The Adam and Eve upon another show-cloth may probably allude to the representation of somewhat compiled from an old mystery called The Creation.[110]
The old puppet-show joke of Punch wheeling his wife into the jaws of destruction, which is underneath, is well known. By the paper lantern, dwarf drummer, and little figure at a temporary door, it appears that the royal waxwork and whole Court of France are at the Royal Oak.
It is a little remarkable, that in this almost endless variety of holiday amusements there should be no exhibition of wild beasts[111] or wonderful quadrupeds. A roaring lion, raging tiger, and fierce cat a-mountain, would have had a large audience; and a learned pig or an overgrown Lincolnshire ox might have made the proprietors' fortunes at that time, as they have done at this.

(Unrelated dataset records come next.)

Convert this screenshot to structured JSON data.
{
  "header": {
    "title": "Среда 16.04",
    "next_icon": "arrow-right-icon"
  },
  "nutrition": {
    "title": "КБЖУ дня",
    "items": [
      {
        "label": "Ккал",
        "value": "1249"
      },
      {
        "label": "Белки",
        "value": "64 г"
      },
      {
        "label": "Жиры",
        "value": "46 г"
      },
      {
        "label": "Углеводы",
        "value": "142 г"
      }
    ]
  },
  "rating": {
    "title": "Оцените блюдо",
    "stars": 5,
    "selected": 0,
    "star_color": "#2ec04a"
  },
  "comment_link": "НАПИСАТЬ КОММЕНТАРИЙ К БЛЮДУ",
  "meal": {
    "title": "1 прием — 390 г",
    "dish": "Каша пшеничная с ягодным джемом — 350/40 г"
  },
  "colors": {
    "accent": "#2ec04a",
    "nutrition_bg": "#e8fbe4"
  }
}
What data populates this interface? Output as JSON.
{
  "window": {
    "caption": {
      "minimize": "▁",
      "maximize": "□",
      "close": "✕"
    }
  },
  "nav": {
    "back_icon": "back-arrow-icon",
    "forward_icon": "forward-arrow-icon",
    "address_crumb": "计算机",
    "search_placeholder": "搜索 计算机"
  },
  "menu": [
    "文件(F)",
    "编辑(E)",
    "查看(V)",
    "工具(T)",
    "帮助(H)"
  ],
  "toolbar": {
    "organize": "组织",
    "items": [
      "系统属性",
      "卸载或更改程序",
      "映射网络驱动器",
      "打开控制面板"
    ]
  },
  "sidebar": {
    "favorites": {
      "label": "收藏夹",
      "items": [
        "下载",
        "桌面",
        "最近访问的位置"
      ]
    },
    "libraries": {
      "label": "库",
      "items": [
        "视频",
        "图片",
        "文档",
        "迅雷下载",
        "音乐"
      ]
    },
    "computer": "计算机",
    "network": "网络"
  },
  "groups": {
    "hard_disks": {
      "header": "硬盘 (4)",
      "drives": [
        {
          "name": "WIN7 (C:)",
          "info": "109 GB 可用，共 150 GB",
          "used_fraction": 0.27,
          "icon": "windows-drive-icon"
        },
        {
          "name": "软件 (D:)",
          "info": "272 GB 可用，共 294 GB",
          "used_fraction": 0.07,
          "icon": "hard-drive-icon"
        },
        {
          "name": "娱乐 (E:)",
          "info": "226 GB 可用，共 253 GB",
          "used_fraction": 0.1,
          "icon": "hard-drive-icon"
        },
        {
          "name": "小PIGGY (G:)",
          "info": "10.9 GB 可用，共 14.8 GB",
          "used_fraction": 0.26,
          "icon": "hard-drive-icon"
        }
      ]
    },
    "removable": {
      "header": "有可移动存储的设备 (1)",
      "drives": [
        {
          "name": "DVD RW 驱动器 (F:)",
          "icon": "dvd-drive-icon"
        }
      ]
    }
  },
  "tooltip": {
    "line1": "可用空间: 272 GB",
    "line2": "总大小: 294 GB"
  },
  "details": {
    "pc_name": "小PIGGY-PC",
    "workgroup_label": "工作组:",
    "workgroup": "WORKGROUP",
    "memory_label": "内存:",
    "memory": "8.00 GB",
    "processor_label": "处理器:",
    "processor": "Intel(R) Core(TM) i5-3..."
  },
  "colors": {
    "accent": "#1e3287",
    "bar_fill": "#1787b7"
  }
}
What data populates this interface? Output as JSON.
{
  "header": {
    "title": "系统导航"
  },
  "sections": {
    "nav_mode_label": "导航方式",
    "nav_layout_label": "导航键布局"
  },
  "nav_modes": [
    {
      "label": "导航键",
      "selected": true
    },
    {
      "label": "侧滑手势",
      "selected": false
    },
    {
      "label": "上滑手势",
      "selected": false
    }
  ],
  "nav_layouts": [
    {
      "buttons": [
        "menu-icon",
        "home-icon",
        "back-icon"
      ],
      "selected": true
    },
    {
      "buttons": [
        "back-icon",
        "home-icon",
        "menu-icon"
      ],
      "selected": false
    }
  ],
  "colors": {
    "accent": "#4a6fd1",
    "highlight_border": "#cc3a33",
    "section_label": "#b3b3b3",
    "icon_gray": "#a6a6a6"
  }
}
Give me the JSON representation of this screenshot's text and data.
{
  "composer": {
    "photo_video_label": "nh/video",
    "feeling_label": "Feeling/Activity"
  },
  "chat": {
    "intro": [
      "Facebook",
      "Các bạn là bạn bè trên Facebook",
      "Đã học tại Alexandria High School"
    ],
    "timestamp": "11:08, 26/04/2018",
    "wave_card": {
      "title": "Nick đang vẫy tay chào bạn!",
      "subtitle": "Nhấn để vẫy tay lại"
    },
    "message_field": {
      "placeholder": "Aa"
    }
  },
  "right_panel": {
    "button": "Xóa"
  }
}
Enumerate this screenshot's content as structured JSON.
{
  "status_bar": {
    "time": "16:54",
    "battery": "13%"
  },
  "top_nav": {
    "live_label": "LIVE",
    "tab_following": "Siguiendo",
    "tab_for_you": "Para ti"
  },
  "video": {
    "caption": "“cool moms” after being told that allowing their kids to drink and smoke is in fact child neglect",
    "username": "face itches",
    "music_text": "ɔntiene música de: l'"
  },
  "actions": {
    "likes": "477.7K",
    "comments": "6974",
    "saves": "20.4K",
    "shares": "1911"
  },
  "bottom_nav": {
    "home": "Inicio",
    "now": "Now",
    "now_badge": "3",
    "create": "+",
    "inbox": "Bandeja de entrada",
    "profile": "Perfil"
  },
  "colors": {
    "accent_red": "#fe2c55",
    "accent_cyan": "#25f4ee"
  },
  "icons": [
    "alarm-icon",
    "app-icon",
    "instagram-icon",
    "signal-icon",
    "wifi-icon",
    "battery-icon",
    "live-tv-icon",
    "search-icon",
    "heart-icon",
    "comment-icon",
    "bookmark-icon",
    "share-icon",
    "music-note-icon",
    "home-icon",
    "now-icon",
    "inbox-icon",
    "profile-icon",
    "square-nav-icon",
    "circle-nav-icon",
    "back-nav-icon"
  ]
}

The amusements of the fair at this period continued a fortnight,[112] and were unquestionably attended with much loss of time, and productive of some habits of dissipation among the lower ranks of people who attended them. A visit to a family in the vicinity must have been a delightful entertainment, and the pleasure much heightened if the lady of the mansion happened to be fond of dumb creatures. A whistle, drum, and trumpet, in the possession of three little masters, with a barking lap-dog, screaming parrot, and canary bird in full song, must form a concert of such heavenly harmony, as
"Would bring an angel down!"
For those who delight in pointing out examples of Hogarth's bad spelling, this print affords a fine field. The name of Cibber is spelt with only one b. In the Fall of Bajazet, the z appears to have been originally an s. "We'l starve them out." The e final in waxworke, these syllable dissectors may perhaps deign to acknowledge was then customary.
In my enumeration of some of the actors who appear on the show-cloth, etc., I may sometimes be wrong: let it be received as conjecture founded on the best information I could obtain; and let it be remembered, that to procure positive information of circumstances which happened near fifty years ago is not easy. The memoranda to be found in magazines, and other perishable prints of the day, are not always to be depended upon. Even now these authentic documents sometimes lead those who implicitly believe them into error.[113]